Я вызывал у него любопытство, потому что привели меня с женщиной.

Сколько диких, тоскливых, враждебных разговоров о женщинах наслушался я за три лагерных года! Фантастического в них было столько же, сколько и грязного. И фантастическое поражало не меньше. В преувеличениях соревновались, будто речь шла о враждебном племени.

Затевавшие эти разговоры и не заботились о правдоподобии. Зрелые люди, у которых, по их же словам, дома оставались семьи, фантазировали не меньше неопытных юнцов.

Может, людей этих было не так уж много, но уж очень сильна была у них страсть измазаться. А главная мука моя была в словах. К словам у меня не было никакой привычки. О них можно было уколоться, обжечься, порезаться. Каждое имело свой цвет, вкус, запах. Как и все, я был болен изолированностью. Но свое незнание заполнял другими словами.

Швестер Матильда из лагерного лазарета, перевязывавшая мне бумажным бинтом обожженную руку, представить себе не могла, как много я о ней думал. Слушая болезненные разговоры, от которых негде укрыться, я оскорблялся за женщин, которых хоть раз видел, и за тех, кого не видел никогда. Они мне казались ближе к справедливости уже по одному тому, что о них так несправедливо говорят. Может, это было возрастное, может, лагерное, но в каждой женщине я видел возможную возлюбленную.

Нечестным, однако, было бы скрывать, что в ругани женоненавистников я находил какое-то удовлетворение. Так обнаруживалось, что страх перед мужским одиночеством знаком не только мне.

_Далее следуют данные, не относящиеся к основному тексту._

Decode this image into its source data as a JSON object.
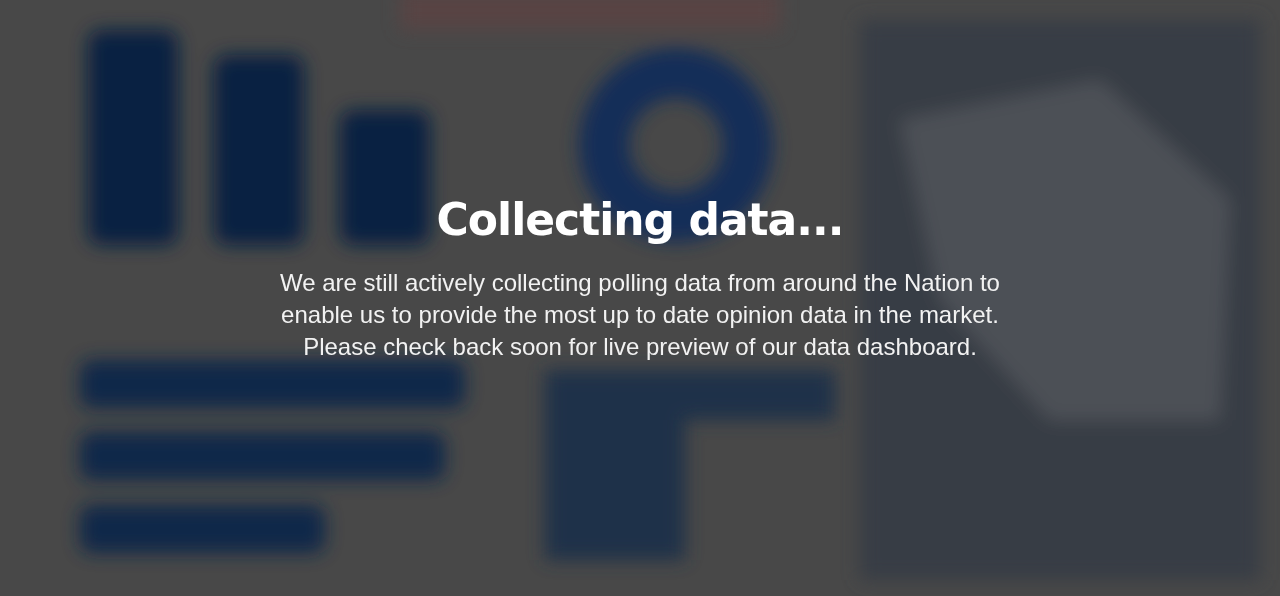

И ругань Иванова вызвала во мне те же смешанные чувства. Получалось, что у меня были веские причины не отвечать на экзаменующую веселость моей спутницы.

Трудно было понять, сколько Иванову лет. В просторном его одеянии, казалось, не хватает пуговиц или крючков, так все обвисало. На шапке-ушанке отпечатался след звездочки, а самой звездочки не было. Он напоминал нашего «ран-больного», для которого возвращение к строевой службе утратило смысл потому, что война уже закончилась.

— Ей с утра перевязки делать, — сказал я Иванову. — Она медицинская сестра.

— Вот и нагрей получше воды, чтобы руки не застудила, — ответил он. — Воду наносишь вон тем ведром.